Buchner will be better in 2023 after a full season under his belt. I believe Freeman understands this and will not seek out a graduate transfer to push him to the bench this season. Although he is sure to make mistakes, Buchner is a confident leader who will take the Irish as far as he can this year. The results may be surprisingly good to many of us if he can avoid injuries that cause him to miss time.
Not only is the roster thin at this position, but there are few if any sure things. Two of three veterans will probably not be ready when the season starts. Avery Davis and Joe Wilkins are rehabilitating knee injuries suffered in 2021 and only Braden Lenzy is fully healthy. Lenzy has worked hard this spring to become the team’s primary target. He had a couple of nice receptions in the Blue & Gold game but remains a work in progress both as a route runner and with overall consistency.
The rest of the production must come from very young players. Lorenzo Styles is the best of this group. His considerable talents were on display late last season, especially after Davis went down. Styles did not make an impact during the Blue & Gold game, but that may have been by design. Freeman and Rees do not want to give Ohio State a preview of what will happen in September.
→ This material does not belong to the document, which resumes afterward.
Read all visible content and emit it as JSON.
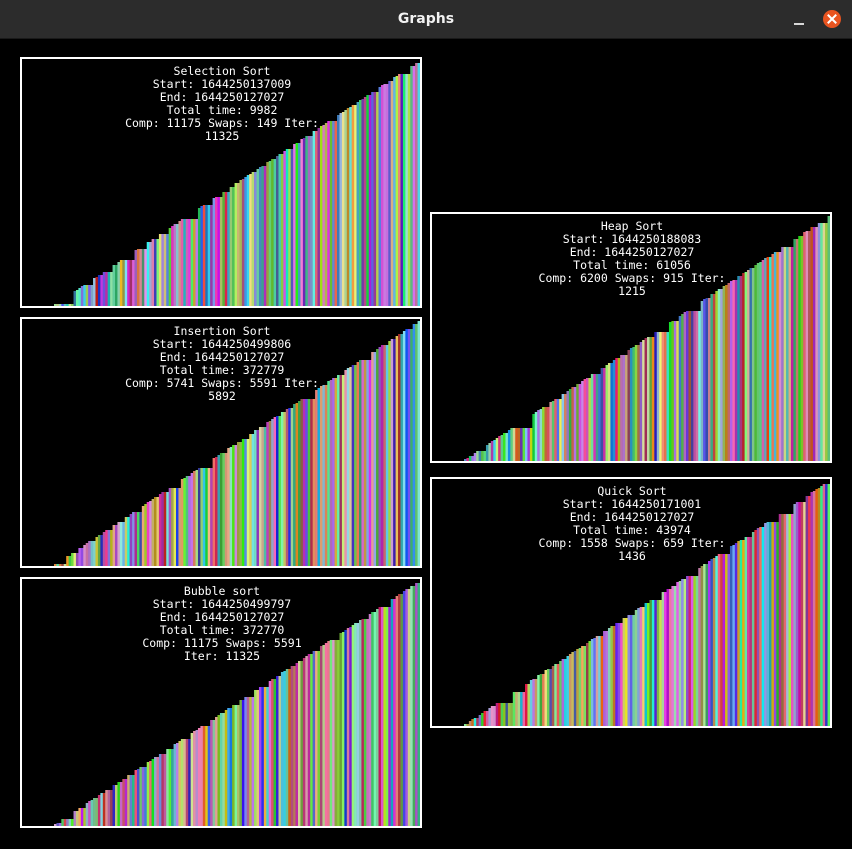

Deion Colzie and Jayden Thomas are two players who will be counted upon to contribute as sophomores this fall. Both are talented but lack consistency and polish. Incoming freshman Tobias Merriweather is a highly rated recruit and possible future star but he won’t arrive in South Bend until the summer.
The Irish are in trouble until Davis and Wilkins return to the rotation. Until then, there is no obvious solution on third and long when Mayer is double covered. Lenzy has outstanding speed but has not used it to get open with regularity during his four years in the program. The rest of the group is a collection of question marks. Can Styles advance from a promising freshman to a sophomore mainstay? Can Colzie or Thomas earn the trust of the coaches and quarterback? Is Merriweather physically ready to contribute at this level?
The situation begs for at least one transfer candidate. Two would be better if they are proven commodities. This is not the best way to run a program, but desperate times call for desperate measures.
A scary scenario for Notre Dame fans is that Buchner will play well while a couple of young receivers emerge, but the team will still lose key games for lack of a reliable place kicker. It might happen. The Irish had more kickers on the field this spring than a soccer team, but none of them could put the ball through the uprights.
Sophomore Josh Bryan and Graduate Transfer Blake Grupe combined to hit one of four field goals in the Blue & Gold game. The 14 practices that preceded this open scrimmage did not yield much better results. Since Freeman already dipped into the transfer market for Grupe, he may be reluctant to do it again. The only path available today is for Special Teams Coach Brian Mason to work with this pair or others if necessary until a reasonable level of competence is achieved.
There is a danger this won’t happen at all, but realistically the kicking game will remain one of the weakest areas on the team no matter what happens during the summer. Right now the best solution for the team is to score more touchdowns.
P.S. The punting game is almost as bad, at least for the moment. Help will arrive this summer when Graduate Transfer Jon Sot arrives from Harvard. As of now he remains an unknown commodity although punting skills are transferable regardless of the level of competition.